What Causes Alzheimers Disease?

Alzheimer's, Healthy Aging, Healthy Living, Senior Health
on December 13, 2011

Alzheimer’s disease is a degenerative brain disease that slowly kills brain cells and tangles neurons over time. It’s most common in older adults, though it’s not a natural part of aging. As with many diseases that affect the brain, the causes are not well understood, though there are a number of theories and statistical correlations that point toward some potential causes.
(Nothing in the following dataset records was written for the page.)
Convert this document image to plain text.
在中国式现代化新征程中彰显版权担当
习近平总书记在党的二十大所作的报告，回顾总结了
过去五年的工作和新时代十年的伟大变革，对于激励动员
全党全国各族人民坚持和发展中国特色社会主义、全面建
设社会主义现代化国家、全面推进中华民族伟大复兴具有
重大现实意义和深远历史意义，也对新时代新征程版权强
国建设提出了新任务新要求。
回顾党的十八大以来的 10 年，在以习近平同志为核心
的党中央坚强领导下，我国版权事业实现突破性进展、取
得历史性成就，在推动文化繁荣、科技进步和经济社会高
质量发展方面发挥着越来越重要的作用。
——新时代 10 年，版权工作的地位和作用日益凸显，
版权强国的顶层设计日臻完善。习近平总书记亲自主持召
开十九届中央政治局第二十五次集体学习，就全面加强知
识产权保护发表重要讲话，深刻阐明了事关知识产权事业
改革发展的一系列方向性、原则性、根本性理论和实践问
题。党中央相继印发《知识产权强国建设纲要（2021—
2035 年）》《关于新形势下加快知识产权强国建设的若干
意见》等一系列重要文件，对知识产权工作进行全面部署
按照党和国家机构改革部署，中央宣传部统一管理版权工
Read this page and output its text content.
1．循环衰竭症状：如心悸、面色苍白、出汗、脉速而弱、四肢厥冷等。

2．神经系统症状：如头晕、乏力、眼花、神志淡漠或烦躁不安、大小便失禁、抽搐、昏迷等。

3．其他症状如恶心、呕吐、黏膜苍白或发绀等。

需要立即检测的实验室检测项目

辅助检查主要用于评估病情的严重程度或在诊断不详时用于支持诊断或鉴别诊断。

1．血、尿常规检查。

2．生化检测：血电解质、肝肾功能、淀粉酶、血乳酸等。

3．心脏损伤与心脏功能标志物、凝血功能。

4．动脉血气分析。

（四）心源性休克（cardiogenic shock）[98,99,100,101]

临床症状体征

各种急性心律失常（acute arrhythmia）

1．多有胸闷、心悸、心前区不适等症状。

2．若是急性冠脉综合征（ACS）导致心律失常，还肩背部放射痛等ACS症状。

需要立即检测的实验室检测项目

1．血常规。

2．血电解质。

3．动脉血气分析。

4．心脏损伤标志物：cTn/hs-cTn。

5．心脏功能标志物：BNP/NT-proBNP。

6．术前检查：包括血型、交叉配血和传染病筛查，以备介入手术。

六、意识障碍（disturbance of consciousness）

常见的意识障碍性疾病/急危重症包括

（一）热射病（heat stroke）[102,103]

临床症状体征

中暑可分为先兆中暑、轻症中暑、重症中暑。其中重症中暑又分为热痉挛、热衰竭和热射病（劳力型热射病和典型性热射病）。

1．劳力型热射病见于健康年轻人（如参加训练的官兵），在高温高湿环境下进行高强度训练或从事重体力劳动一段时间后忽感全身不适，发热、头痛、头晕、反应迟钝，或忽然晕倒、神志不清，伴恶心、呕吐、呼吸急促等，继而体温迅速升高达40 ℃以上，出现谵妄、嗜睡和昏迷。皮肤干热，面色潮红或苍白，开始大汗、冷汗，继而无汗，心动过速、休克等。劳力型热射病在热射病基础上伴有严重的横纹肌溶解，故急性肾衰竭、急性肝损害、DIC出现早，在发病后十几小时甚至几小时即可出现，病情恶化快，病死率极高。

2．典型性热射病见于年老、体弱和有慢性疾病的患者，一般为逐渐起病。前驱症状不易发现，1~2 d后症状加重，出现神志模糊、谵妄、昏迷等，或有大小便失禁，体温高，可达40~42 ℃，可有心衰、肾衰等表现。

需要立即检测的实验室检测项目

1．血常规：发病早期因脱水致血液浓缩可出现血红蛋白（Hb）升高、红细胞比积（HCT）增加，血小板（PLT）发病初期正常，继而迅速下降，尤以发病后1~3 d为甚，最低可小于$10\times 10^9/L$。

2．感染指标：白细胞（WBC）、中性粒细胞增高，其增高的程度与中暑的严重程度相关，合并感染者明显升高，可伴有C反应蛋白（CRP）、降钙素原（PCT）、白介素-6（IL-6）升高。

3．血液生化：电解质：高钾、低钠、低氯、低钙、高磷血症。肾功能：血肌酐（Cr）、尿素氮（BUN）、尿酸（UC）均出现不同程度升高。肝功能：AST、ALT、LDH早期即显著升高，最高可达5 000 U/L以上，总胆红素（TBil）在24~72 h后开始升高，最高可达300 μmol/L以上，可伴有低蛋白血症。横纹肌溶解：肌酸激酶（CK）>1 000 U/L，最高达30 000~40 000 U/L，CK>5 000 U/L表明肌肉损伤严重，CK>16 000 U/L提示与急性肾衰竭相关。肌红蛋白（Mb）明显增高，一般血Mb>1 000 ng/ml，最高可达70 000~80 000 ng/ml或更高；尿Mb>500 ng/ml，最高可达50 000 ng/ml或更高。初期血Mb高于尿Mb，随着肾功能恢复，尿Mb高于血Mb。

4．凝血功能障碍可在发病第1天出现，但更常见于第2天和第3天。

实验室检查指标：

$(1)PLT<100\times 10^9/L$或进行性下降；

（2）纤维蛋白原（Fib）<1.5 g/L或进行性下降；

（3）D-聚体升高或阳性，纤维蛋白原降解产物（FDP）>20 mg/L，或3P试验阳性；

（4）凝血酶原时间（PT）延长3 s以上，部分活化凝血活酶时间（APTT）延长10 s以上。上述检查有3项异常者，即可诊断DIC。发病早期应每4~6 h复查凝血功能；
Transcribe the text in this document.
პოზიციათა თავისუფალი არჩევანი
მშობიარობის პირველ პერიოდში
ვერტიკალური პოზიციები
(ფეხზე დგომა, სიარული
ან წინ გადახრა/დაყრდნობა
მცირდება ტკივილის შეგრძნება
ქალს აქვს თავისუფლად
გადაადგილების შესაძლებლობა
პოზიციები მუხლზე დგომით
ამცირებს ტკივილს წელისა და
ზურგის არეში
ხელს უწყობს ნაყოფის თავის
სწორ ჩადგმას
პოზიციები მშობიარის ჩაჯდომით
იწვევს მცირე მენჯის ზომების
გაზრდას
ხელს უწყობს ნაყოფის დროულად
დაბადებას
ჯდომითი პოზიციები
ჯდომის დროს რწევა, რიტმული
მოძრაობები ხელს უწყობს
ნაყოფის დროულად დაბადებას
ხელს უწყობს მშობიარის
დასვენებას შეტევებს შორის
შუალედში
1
Genetic factors. There does seem to be a genetic link associated with Alzheimer’s disease, though the exact cause isn’t known in the vast majority of patients. Scientists have identified a rare genetic mutation that’s positively linked to Alzheimer’s disease, meaning that if you have this mutation, you will develop Alzheimer’s, and generally much earlier than the disease normally appears. According to the Mayo Clinic, however, “These mutations account for less than 5 percent of Alzheimer’s disease. Most genetic mechanisms of Alzheimer’s among families remain largely unexplained.” Still, family history can be an important risk factor. If someone in your family has had the disease, especially a parent or sibling, you at a higher risk for developing Alzheimer’s.

Lifestyle. While there’s no one lifestyle factor that scientists can point to as a cause for Alzheimer’s disease, there are several components that seem to impact your risk of developing the disease. Vascular issues are known to cause dementia, and it’s believed that they can also lead to Alzheimer’s disease. The most common vascular risks include diabetes, obesity, hypertension, smoking and not getting sufficient exercise. On the flip side, there does seem to be a lower incidence or later onset of Alzheimer’s disease in individuals who continue to learn throughout life, and who love cognitive challenges and mental stimulation. It’s not clear why this lowers your risk, but researchers believe that it’s because this type of behavior creates many more neural pathways in your brain, so even more would have to be destroyed before it significantly impacts your overall function.